The problem with Good Girls is that — like so many pilots — it simply tries to do too much. The show focuses on the three protagonists and their respective roles as mothers, wives, employees, friends, criminals and victims; whereas on Breaking Bad, to which this show has earned inevitable comparisons, Walter White is allowed to just be Heisenberg. We visit the other facets of Walter White’s life as needed to help move the plot along, but otherwise, the focus of the show is chemistry teacher turned meth cook. Likewise with Weeds, Nancy Botwin becomes a drug dealer to make ends meet after her husband dies, but she’s grows as an anti-hero, in large part, because she’s not saddled with a real job and she is one of the worst mothers ever. Good Girls forces Beth, Annie and Ruby to grapple with all their roles and, as a result, none of them get the attention they deserve.

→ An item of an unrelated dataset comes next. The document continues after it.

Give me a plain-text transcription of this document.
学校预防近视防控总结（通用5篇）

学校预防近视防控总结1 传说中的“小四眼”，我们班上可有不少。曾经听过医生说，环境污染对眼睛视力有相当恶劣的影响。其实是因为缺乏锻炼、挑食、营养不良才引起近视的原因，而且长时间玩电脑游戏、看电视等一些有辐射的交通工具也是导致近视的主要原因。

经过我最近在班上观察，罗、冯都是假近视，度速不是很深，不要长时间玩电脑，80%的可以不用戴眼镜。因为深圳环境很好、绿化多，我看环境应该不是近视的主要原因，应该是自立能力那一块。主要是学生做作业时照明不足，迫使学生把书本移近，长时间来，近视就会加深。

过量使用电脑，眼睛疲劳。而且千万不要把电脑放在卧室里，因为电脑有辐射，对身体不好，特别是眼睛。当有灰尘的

Another consequence of that overcrowded narrative? Moments that should be far more emotionally resonant are over in an instant, followed scenes that elicit a completely different emotion. Meeting the real owners of the money Beth, Annie and Ruby have stolen should be the scariest part of the episode, since it’s the thing that will inevitably propel the rest of the series, but it isn’t because between threats, the tattooed villain becomes enamored with Beth’s marble backsplash. Good Girls is like being on a carnival ride that never allows you to get too comfortable in one spot before tossing you in another direction.
That said, I’m still adding Good Girls to my DVR for its inaugural ten episode run with hopes that it’ll get better, and with the knowledge that even if it doesn’t, seeing Christina Hendricks, Mae Whitman and Retta share the screen together will still be worth watching.